Existing studies of the development of epilepsy after brain insults have several limitations, and refinement of study design may significantly improve the ability to explore epileptogenesis. Acute symptomatic seizures and late/unprovoked seizures must be clearly distinguished and should be analyzed separately because they appear to have very different pathogeneses. Traumatic brain injury studies have defined early seizures, occurring in the first week, and late seizures, occurring after this period.17,39⇓ Prospective studies in other brain injuries should use similar criteria. Multivariate analysis of confounding factors, such as severity of injury and anatomic location, will help to better define the relationship between early and late seizures. If early seizures “cause” late seizures, drugs that retard kindling may be good candidates for antiepileptogenesis trials. Use of AEDs must be strictly monitored to avoid masking the true epileptogenic potential of the insult. Because many early seizures are subclinical, additional diagnostic methods, such as EEG monitoring, may be necessary to accurately diagnose seizures in acutely brain-injured patients.

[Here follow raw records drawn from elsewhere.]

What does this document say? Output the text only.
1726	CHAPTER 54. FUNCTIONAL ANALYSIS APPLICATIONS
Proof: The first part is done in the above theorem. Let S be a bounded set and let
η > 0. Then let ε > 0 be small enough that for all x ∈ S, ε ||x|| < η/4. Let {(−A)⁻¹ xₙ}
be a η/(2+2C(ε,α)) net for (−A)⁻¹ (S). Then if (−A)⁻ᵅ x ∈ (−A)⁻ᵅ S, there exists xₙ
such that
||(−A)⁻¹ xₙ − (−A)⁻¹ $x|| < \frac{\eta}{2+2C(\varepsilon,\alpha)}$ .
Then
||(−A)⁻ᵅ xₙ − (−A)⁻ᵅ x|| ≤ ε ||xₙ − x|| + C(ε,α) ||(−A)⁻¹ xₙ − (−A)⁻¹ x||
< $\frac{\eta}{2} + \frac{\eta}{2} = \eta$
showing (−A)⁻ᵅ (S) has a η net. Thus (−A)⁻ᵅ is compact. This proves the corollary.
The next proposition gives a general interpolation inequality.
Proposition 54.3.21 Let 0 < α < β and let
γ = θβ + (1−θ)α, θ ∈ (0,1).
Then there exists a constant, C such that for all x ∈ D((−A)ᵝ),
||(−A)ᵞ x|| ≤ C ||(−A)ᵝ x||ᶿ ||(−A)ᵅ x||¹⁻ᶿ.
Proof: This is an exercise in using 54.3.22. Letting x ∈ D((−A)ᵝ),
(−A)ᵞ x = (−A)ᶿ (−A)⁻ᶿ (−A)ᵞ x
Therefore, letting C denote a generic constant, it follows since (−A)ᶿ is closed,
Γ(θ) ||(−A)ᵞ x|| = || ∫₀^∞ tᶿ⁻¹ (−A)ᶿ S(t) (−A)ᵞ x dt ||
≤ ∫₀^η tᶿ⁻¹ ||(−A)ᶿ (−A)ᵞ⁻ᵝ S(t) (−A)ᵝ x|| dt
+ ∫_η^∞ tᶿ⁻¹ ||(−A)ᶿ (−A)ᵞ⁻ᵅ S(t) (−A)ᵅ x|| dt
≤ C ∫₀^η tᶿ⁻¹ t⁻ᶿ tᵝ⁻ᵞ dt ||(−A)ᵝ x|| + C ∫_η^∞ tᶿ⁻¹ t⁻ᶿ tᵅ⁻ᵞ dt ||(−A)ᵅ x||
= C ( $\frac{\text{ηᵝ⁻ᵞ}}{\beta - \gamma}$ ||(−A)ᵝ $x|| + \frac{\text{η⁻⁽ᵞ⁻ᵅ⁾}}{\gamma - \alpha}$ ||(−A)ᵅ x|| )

Because no animal model completely represents the features of human epilepsy, longitudinal observational studies will be critical in determining which animal models are most applicable to human epileptogenesis. The mechanisms and timing of epileptogenesis after brain injuries are poorly defined. Identification and stratification of patient groups at high versus low risk for seizures after brain injury, or patients with and without seizures at presentation with a brain lesion such as a tumor, allow prospective evaluation of changes associated with the development of epilepsy. Important goals are to identify potential biomarkers of epileptogenesis and to select antiepileptogenic agents relevant to the mechanisms of a particular brain injury (e.g., iron chelator versus antioxidant versus NMDA antagonist). Serial or long-term EEG may be able to identify seizure precursors before the onset of clinically apparent seizures. Recent advances in neuroimaging, including MRI normative databases of the brain, will greatly enhance the localization of epileptogenic (or potentially epileptogenic) foci. Functional MRI and PET can then characterize local perturbations in activity presumably playing a role in epileptogenesis.

Finally, animal models of epileptogenesis show clear age-related differences in susceptibility to damage from seizures. Similar variability appears to occur in humans. For example, an initial precipitating injury such as head trauma or CNS infection at an age less than 5 years, is associated with a higher risk for mesial temporal sclerosis than are similar injuries occurring at older ages.40,41⇓ Further characterization of such age-related differences will be important in identification of markers of epileptogenesis and in design of neuroprotective studies.